If we are reading the mainstream news media, we must ask ourselves if our governments actually want more doctors and nurses in Canada. Are they still practicing cost containment with long waiting lists? Recently, it has been reported that hundreds of residency spaces each year, are taken up by foreign medical students. We are told that no qualified Canadian medical student is turned down, but this unfortunately is true only if you selectively use the term “qualified”. There certainly are medical students in Canada that pass their exams and must go internationally to obtain residencies in their chosen fields. At times, after completing their residencies abroad and wishing to return to Canada, they are denied licensure. We moan about foreign physicians not being given practicing privileges in Canada, but how many young Canadian physicians are hitting bureaucratic road blocks to training and practicing in Canada? The fact is a foreign medical student has to pay large sums of money to do a residency in Canada. A Canadian medical school graduate has to be paid during their resident training. To sum up: our residency program in Canada is making money by selling these spots to foreign medical students (who most often will not practice in Canada upon completion of their residency program) at the expense of Canadian students and the people of Canada they would serve upon completion.(a residency program can be from 2 to 5 years, depending on the specialty, after medical school graduation, and is requires to practice medicine in Canada in your chosen field).
The cost of shortening waiting lists would be tremendous. Not only would government have to keep up with existing demand but would have to pay for “the catch up”. Decanting this off to a private system at a discounted cost could act as an incentive. What if the government paid half the cost and the patient picked up the rest. Yes, some patients would be jumping the queue, but what if this was available only after being on a list for three months? Waiting lists for everything would shorten. Right now there is no incentive other than public pressure to shorten waiting lists.

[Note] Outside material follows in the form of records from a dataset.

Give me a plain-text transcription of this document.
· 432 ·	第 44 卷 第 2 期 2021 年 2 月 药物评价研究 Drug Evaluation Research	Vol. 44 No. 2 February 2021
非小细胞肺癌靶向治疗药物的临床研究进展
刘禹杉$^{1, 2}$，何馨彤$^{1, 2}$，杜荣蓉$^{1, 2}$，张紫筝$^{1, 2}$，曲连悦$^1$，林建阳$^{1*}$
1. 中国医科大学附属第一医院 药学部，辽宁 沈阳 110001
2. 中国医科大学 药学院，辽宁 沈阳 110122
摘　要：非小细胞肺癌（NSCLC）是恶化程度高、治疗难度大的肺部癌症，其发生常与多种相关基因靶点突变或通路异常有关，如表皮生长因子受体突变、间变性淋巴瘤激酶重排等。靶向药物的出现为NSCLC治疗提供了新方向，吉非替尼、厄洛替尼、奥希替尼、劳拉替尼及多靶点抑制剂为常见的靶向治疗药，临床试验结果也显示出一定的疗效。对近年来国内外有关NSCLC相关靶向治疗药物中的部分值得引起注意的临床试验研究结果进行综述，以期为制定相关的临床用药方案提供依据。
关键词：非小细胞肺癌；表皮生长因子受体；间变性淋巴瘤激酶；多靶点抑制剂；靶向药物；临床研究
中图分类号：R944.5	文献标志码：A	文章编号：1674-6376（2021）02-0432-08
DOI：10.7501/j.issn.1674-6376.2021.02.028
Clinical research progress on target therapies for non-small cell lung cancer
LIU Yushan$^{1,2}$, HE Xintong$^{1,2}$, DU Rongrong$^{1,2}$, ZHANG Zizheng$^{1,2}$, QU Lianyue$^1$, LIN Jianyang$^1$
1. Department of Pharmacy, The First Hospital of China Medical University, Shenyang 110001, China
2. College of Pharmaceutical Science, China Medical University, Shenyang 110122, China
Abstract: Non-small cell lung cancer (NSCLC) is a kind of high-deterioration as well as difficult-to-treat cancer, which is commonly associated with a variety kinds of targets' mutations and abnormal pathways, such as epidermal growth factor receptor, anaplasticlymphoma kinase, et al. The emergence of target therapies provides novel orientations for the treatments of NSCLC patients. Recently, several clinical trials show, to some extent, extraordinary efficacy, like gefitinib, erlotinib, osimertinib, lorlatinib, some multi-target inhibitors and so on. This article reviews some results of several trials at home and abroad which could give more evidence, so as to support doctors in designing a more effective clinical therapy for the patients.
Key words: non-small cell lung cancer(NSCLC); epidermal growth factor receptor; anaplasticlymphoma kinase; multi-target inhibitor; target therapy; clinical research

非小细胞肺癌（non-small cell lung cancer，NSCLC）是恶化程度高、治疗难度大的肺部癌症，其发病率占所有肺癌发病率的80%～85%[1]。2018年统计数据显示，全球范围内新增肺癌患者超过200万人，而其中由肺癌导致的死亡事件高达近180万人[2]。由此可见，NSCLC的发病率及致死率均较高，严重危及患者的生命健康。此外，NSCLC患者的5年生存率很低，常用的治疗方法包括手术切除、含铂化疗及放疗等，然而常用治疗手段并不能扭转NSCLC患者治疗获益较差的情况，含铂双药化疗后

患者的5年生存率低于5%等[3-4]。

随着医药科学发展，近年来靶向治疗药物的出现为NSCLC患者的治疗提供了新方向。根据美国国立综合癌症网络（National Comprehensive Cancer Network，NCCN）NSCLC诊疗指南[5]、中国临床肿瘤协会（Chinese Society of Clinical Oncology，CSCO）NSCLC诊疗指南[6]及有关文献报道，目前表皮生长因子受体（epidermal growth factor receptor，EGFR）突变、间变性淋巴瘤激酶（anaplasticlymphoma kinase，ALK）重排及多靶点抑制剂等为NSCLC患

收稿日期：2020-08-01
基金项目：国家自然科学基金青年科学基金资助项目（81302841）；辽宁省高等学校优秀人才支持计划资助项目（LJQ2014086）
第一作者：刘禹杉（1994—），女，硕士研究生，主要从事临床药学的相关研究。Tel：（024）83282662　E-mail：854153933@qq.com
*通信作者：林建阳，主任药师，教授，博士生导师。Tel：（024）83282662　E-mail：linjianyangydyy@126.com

Jack Layton’s position of outlawing private facilities and not allowing doctors to work in both private and public facilities is politics at its worst. Right now all abortions and cataracts in the Calgary region are done in private facilities. Would that mean that these procedures would be done in hospitals? We don’t have the capacity to do our joint replacements in hospitals at present. Allowing doctors to work in both the public and private facilities makes better use of our physicians (at least they are working). At present most surgeons are severely rationed as to time in our public system. Mr. Layton’s “solutions” would certainly mean longer waiting lists. It is time our political leaders took part in honest dialog and quit using the chronically ill and poor to garner votes.
I think Canada has to open its doors to many options for work opportunities for health care providers including a parallel private health care system. If we build it, they will come! Many Canadians need a “hand up”, we don’t all need a “hand out”.